All of this may have been intellectually and ideologically correct--certainly it was hard for these veterans to accept King's notion of interracial redemption through suffering. But whatever its validity, it succeeded in destroying the organization and helped to provoke a backlash that curbed the effectiveness of the civil rights movement. Carson's account shows the folly of rhetoric when it is unaccompanied by the work of organizing, of creating support. "During the final year of SNCC's existence, staff members became increasingly dogmatic and isolated. Formerly controversial ideas became cant and posturing. SNCC's demise as a national organization merely confirmed the earlier death of its singular spirit and of the black struggles that had produced that spirit."

SNCC'S ANALYSIS of American society should have warned it of one more danger with increasing militance. Our government places sharp limits on dissent; when a person passes those limits without the support of huge numbers, he is doomed. From the moment that Black Power became the SNCC byword, phones were tapped, arrests were made, leaders shot. As one FBI memorandum about the organization concluded, "You are urged to take an enthusiastic and imaginative approach to this new counterintelligence endeavor and the Bureau will be pleased to entertain any suggestions or techniques you may recommend." Obviously, fear of repression should not place absolute limits on militance; the calculating radical, however, will wait until he has the support to challenge the state, not be snuffed out by it.
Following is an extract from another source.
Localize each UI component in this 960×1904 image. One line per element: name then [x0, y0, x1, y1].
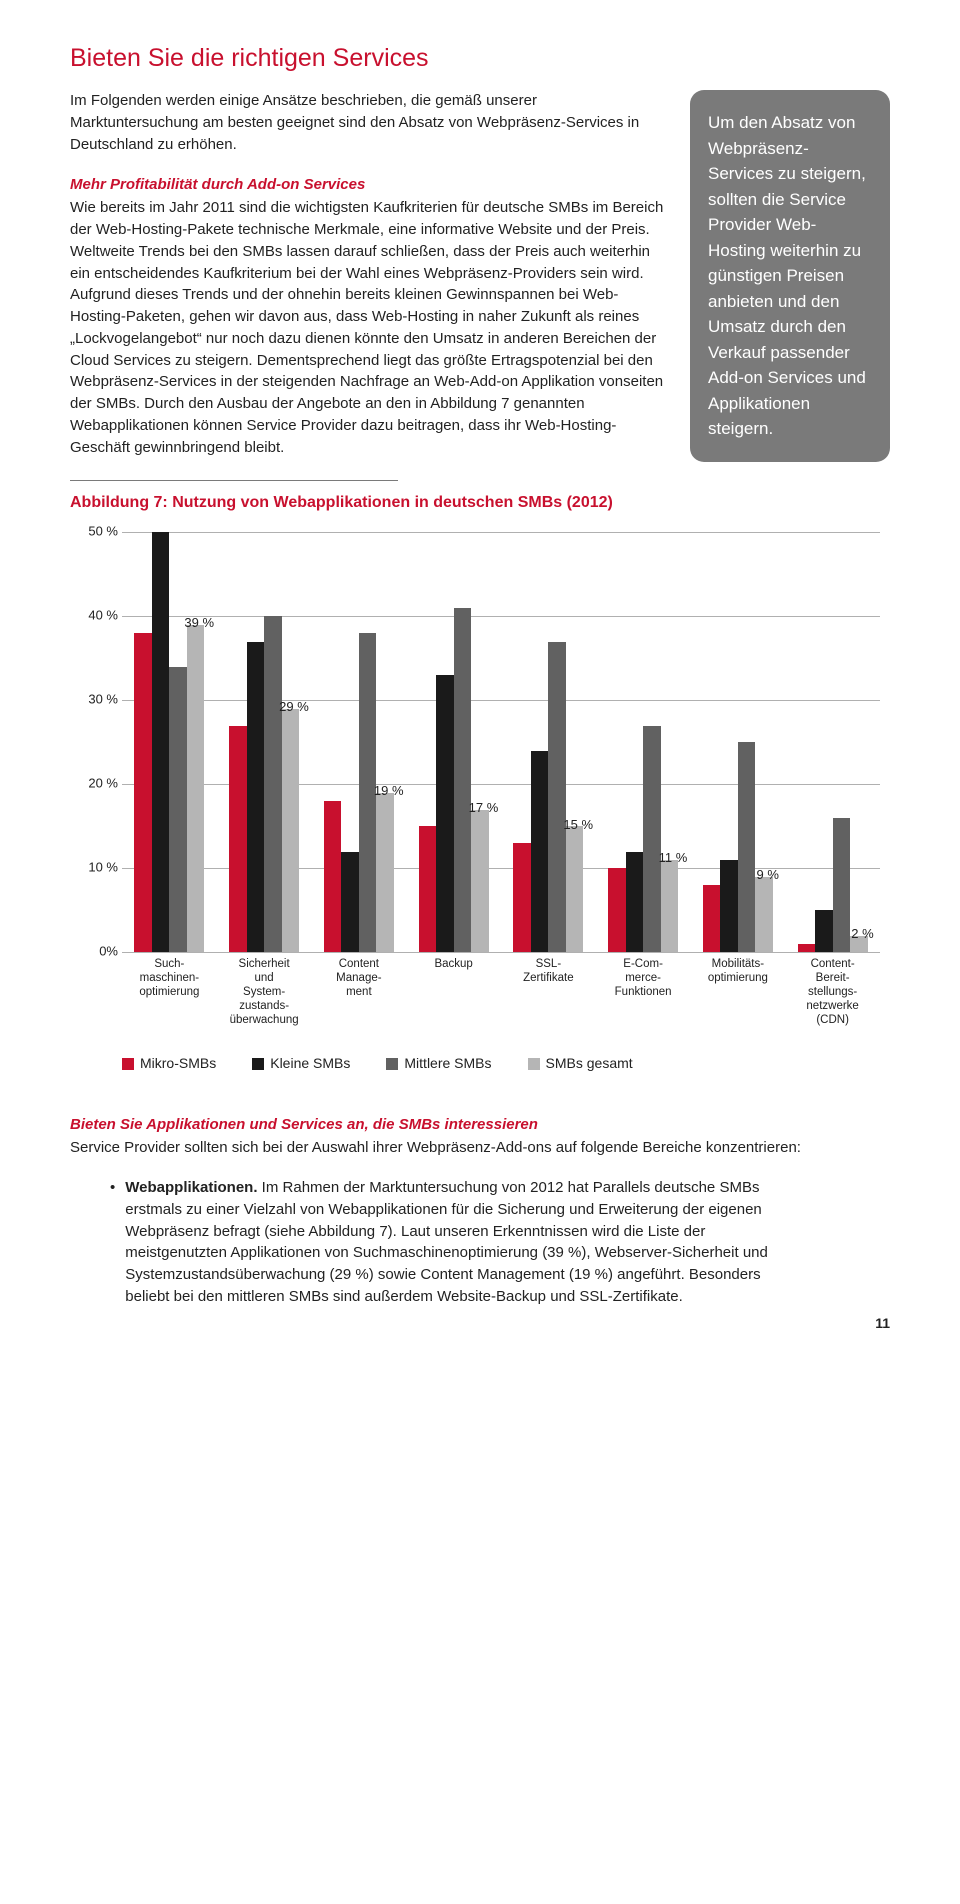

Persuader is one role the militant wing of almost every American movement for social change has played. The existence of a credible radical organization will scare the country enough, or so the theory goes, that the more moderate demands of the movement will win acceptance. But being wild-eyed can only be valuable in this way if there is a consensus of less radical but equally committed organizers pressing for demands. Without that support, the militant will inevitably end up like SNCC--out on a ledge where they are vulnerable to the police and the populace.

In short, the message of In Struggle is that it is no shame to be a little impure ideologically if you're also being effective. Change takes time, and the building of support is not easy and fast.

* * *

Greensboro, N.C., 1981--The problems haven't gone away. The Klan is larger and richer than ever and they have proven that they can get away with murder. The enemies are becoming visible again--the radical right, an administration determined to oppress the Third World, the neo-conservatives. Again this country will have to be set straight. But it won't be done with hate, and the rhetoric of humanity will be more effective than the rhetoric of revolution. A new movement can begin to build, must begin to build, to continue where SNCC derailed. With any luck, it will be a movement that sings.